The correct answer is Mycoplasma.

  • The smallest organism, capable of autonomous growth and reproduction, is Mycoplasma.
  • Mycoplasma:
    • Mycoplasmas are spherical to filamentous cells with no cell walls.
    • There is an attachment organelle at the tip of filamentous M pneumonia and several other pathogenic mycoplasmas.
    • Fried-egg-shaped colonies are seen on agar.
    • The mycoplasmas presumably evolved by degenerative evolution from Gram-positive bacteria and are phylogenetically most closely related to some clostridia.
    • Mycoplasmas are the smallest self-replicating organisms with the smallest genomes.
    • They are low in guanine and cytosine.

  • Virus:
    • The virus is an infectious agent of small size and simple composition that can multiply only in living cells of animals, plants, or bacteria.
    • The name is from a Latin word meaning “slimy liquid” or “poison.”
    • The earliest indications of the biological nature of viruses came from studies in 1892 by the Russian scientist Dmitry I. Ivanovsky and in 1898 by the Dutch scientist Martinus W. Beijerinck.
    • Beijerinck first surmised that the virus under study was a new kind of infectious agent, which he designated contagium vivum fluidum, meaning that it was an alive, reproducing organism that differed from other organisms.
  • Bacteria:
    • Bacteria, singular bacterium, any of a group of microscopic single-celled organisms that live in enormous numbers in almost every environment on Earth, from deep-sea vents to deep below Earth’s surface to the digestive tracts of humans.

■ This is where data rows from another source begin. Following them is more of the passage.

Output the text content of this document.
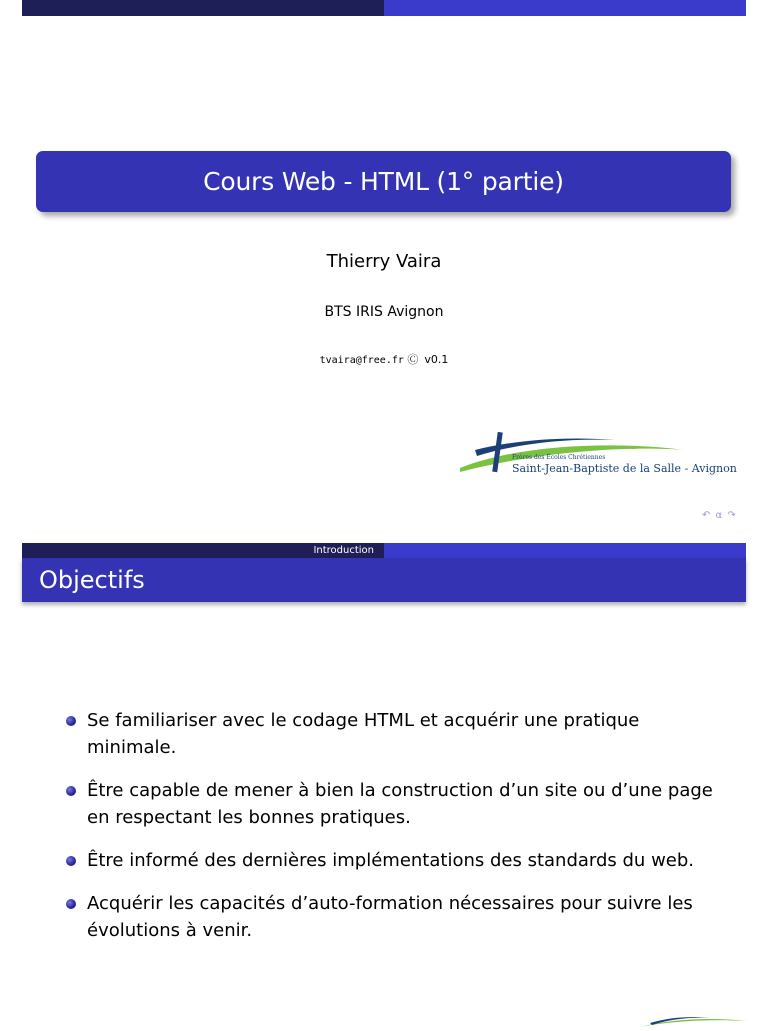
Cours Web - HTML (1° partie)
Thierry Vaira
BTS IRIS Avignon
tvaira@free.fr Ⓒ v0.1
Frères des Écoles Chrétiennes
Saint-Jean-Baptiste de la Salle - Avignon
↶ α ↷
Introduction
Objectifs
Se familiariser avec le codage HTML et acquérir une pratique minimale.
Être capable de mener à bien la construction d’un site ou d’une page en respectant les bonnes pratiques.
Être informé des dernières implémentations des standards du web.
Acquérir les capacités d’auto-formation nécessaires pour suivre les évolutions à venir.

    • Bacteria lack a membrane-bound nucleus and other internal structures and are therefore ranked among the unicellular life-forms called prokaryotes.

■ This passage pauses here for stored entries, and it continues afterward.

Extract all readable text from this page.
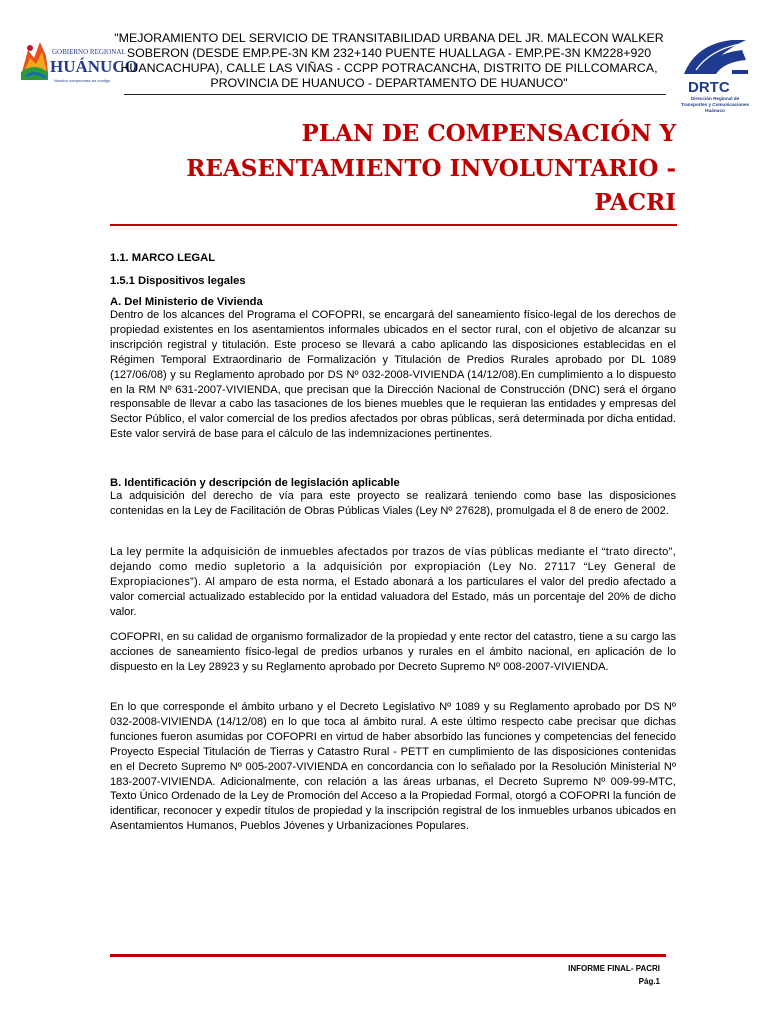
GOBIERNO REGIONAL
HUÁNUCO
Nuestro compromiso es contigo

"MEJORAMIENTO DEL SERVICIO DE TRANSITABILIDAD URBANA DEL JR. MALECON WALKER SOBERON (DESDE EMP.PE-3N KM 232+140 PUENTE HUALLAGA - EMP.PE-3N KM228+920 HUANCACHUPA), CALLE LAS VIÑAS - CCPP POTRACANCHA, DISTRITO DE PILLCOMARCA, PROVINCIA DE HUANUCO - DEPARTAMENTO DE HUANUCO"	DRTC
Dirección Regional de
Transportes y Comunicaciones
Huánuco
PLAN DE COMPENSACIÓN Y
REASENTAMIENTO INVOLUNTARIO -
PACRI

1.1. MARCO LEGAL

1.5.1 Dispositivos legales

A. Del Ministerio de Vivienda

Dentro de los alcances del Programa el COFOPRI, se encargará del saneamiento físico-legal de los derechos de propiedad existentes en los asentamientos informales ubicados en el sector rural, con el objetivo de alcanzar su inscripción registral y titulación. Este proceso se llevará a cabo aplicando las disposiciones establecidas en el Régimen Temporal Extraordinario de Formalización y Titulación de Predios Rurales aprobado por DL 1089 (127/06/08) y su Reglamento aprobado por DS Nº 032-2008-VIVIENDA (14/12/08).En cumplimiento a lo dispuesto en la RM Nº 631-2007-VIVIENDA, que precisan que la Dirección Nacional de Construcción (DNC) será el órgano responsable de llevar a cabo las tasaciones de los bienes muebles que le requieran las entidades y empresas del Sector Público, el valor comercial de los predios afectados por obras públicas, será determinada por dicha entidad. Este valor servirá de base para el cálculo de las indemnizaciones pertinentes.

B. Identificación y descripción de legislación aplicable

La adquisición del derecho de vía para este proyecto se realizará teniendo como base las disposiciones contenidas en la Ley de Facilitación de Obras Públicas Viales (Ley Nº 27628), promulgada el 8 de enero de 2002.

La ley permite la adquisición de inmuebles afectados por trazos de vías públicas mediante el “trato directo”, dejando como medio supletorio a la adquisición por expropiación (Ley No. 27117 “Ley General de Expropiaciones”). Al amparo de esta norma, el Estado abonará a los particulares el valor del predio afectado a valor comercial actualizado establecido por la entidad valuadora del Estado, más un porcentaje del 20% de dicho valor.

COFOPRI, en su calidad de organismo formalizador de la propiedad y ente rector del catastro, tiene a su cargo las acciones de saneamiento físico-legal de predios urbanos y rurales en el ámbito nacional, en aplicación de lo dispuesto en la Ley 28923 y su Reglamento aprobado por Decreto Supremo Nº 008-2007-VIVIENDA.

En lo que corresponde el ámbito urbano y el Decreto Legislativo Nº 1089 y su Reglamento aprobado por DS Nº 032-2008-VIVIENDA (14/12/08) en lo que toca al ámbito rural. A este último respecto cabe precisar que dichas funciones fueron asumidas por COFOPRI en virtud de haber absorbido las funciones y competencias del fenecido Proyecto Especial Titulación de Tierras y Catastro Rural - PETT en cumplimiento de las disposiciones contenidas en el Decreto Supremo Nº 005-2007-VIVIENDA en concordancia con lo señalado por la Resolución Ministerial Nº 183-2007-VIVIENDA. Adicionalmente, con relación a las áreas urbanas, el Decreto Supremo Nº 009-99-MTC, Texto Único Ordenado de la Ley de Promoción del Acceso a la Propiedad Formal, otorgó a COFOPRI la función de identificar, reconocer y expedir títulos de propiedad y la inscripción registral de los inmuebles urbanos ubicados en Asentamientos Humanos, Pueblos Jóvenes y Urbanizaciones Populares.

INFORME FINAL- PACRI
Pág.1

    • Prokaryotes are the dominant living creatures on Earth, having been present for perhaps three-quarters of Earth history and having adapted to almost all available ecological habitats.
    • As a group, they display exceedingly diverse metabolic capabilities and can use almost any organic compound, and some inorganic compounds, as a food source.
    • Some bacteria can cause diseases in humans, animals, or plants, but most are harmless and are beneficial ecological agents whose metabolic activities sustain higher life-forms.
  • Bacteriophage:
    • Bacteriophage is also called phage or bacterial virus, any of a group of viruses that infect bacteria.
    • Bacteriophages were discovered independently by Frederick W. Twort in Great Britain (1915) and Félix d’Hérelle in France (1917).
    • D’Hérelle coined the term bacteriophage, meaning “bacteria eater,” to describe the agent’s bacteriocidal ability. Bacteriophages also infect the single-celled prokaryotic organisms known as archaea.